Tra questi, l’hedge fund numero uno al mondo Brigewater Associates fondato da Ray Dalio e BlackRock, il gestore di fondi più grande al mondo, che ha fatto parlare molto di sé per aver prima corteggiato, e poi bruscamente scaricato, la banca ligure Carige.
Di Dalio si era parlato molto, invece, prima delle elezioni politiche del 4 marzo del 2018. In particolare, all’inizio di febbraio del 2018, Dalio era arrivato a triplicare la sua scommessa ribassista contro l’Italia, fino a $3 miliardi, rispetto agli $1,1 miliardi delle posizioni short accumulate contro Piazza Affari nell’ottobre del 2018. Colpite soprattutto le banche, in particolare Intesa SanPaolo, ma in totale erano stati ben 18 i titoli del Ftse Mib entrati nel mirino di Bridgewater.
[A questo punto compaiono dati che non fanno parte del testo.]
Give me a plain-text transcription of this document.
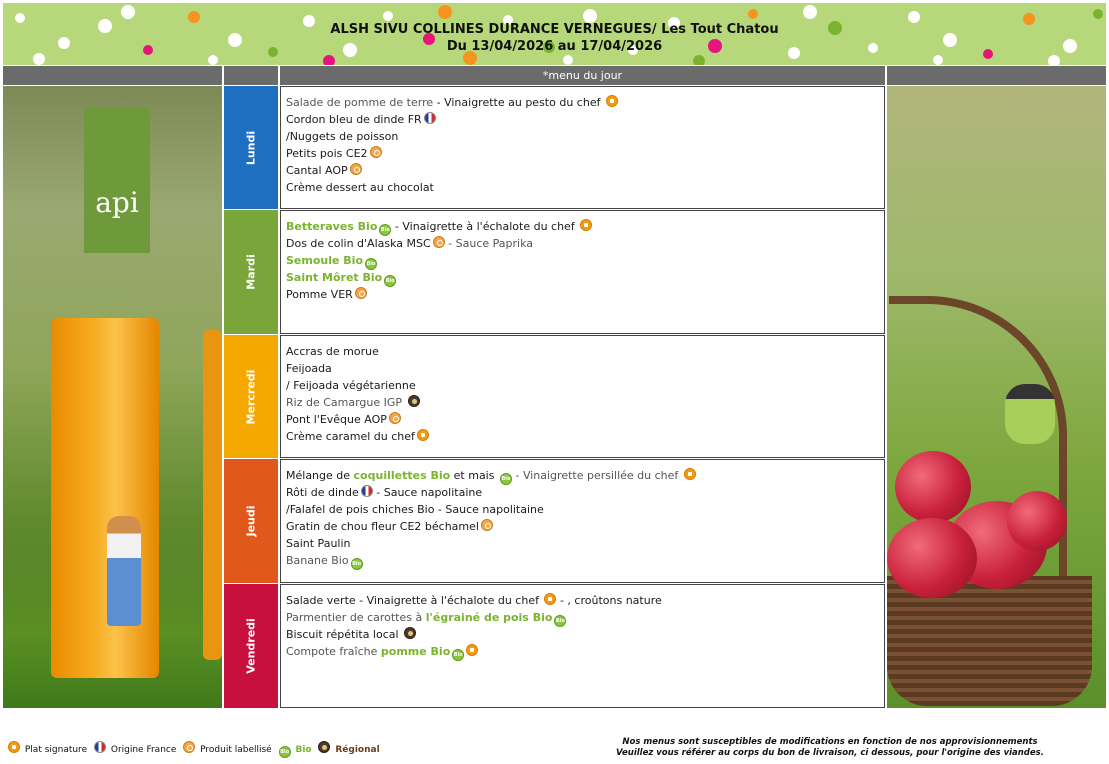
ALSH SIVU COLLINES DURANCE VERNEGUES/ Les Tout Chatou
Du 13/04/2026 au 17/04/2026
*menu du jour
api
Lundi
Salade de pomme de terre - Vinaigrette au pesto du chef
Cordon bleu de dinde FR
/Nuggets de poisson
Petits pois CE2
Cantal AOP
Crème dessert au chocolat
Mardi
Betteraves Bio Bio - Vinaigrette à l'échalote du chef
Dos de colin d'Alaska MSC - Sauce Paprika
Semoule Bio Bio
Saint Môret Bio Bio
Pomme VER
Mercredi
Accras de morue
Feijoada
/ Feijoada végétarienne
Riz de Camargue IGP
Pont l'Evêque AOP
Crème caramel du chef
Jeudi
Mélange de coquillettes Bio et mais Bio - Vinaigrette persillée du chef
Rôti de dinde - Sauce napolitaine
/Falafel de pois chiches Bio - Sauce napolitaine
Gratin de chou fleur CE2 béchamel
Saint Paulin
Banane Bio Bio
Vendredi
Salade verte - Vinaigrette à l'échalote du chef  - , croûtons nature
Parmentier de carottes à l'égrainé de pois Bio Bio
Biscuit répétita local
Compote fraîche pomme Bio Bio
Plat signature	Origine France	Produit labellisé Bio Bio	Régional
Nos menus sont susceptibles de modifications en fonction de nos approvisionnements
Veuillez vous référer au corps du bon de livraison, ci dessous, pour l'origine des viandes.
La situazione ora sarebbe nettamente cambiata, stando a un articolo di Reuters che analizza i dati della Consob: da questi emerge che, in data 21 maggio, non c’erano posizioni short su base netta superiori allo 0,5% nei casi di Intesa SanPaolo e UniCredit.
Giù dai massimi testati nel 2018 anche le scommesse short contro Banco BPM, terza banca italiana e titolo bancario più shortato da diversi fondi, mentre quelle su Ubi Banca e Bper mostrano segnali più contrastati, sebbene i dati della Consob confermino che anche in questi due casi alcuni fondi hanno allentato la loro pressione.
Detto questo, Reuters ha intervistato anche Andrea Filtri, co-responsabile della divisione di ricerca presso Mediobanca Securities a Londra che, pur facendo notare che “i titoli bancari hanno resistito piuttosto bene, nonostante il pesante cambiamento al ribasso della curva dei rendimenti e un altro rinvio delle aspettative di una normalizzazione dei tassi (da parte della Bce)”, il rischio politico italiano continuerà a confermarsi la loro spina nel fianco.
Ciò implica che “ragioni per rimanere short sull’Italia rimarranno, fino a quando questo governo rimarrà in cariva. La chiave è cosa accadrà all’esecutivo dopo le elezioni europee”.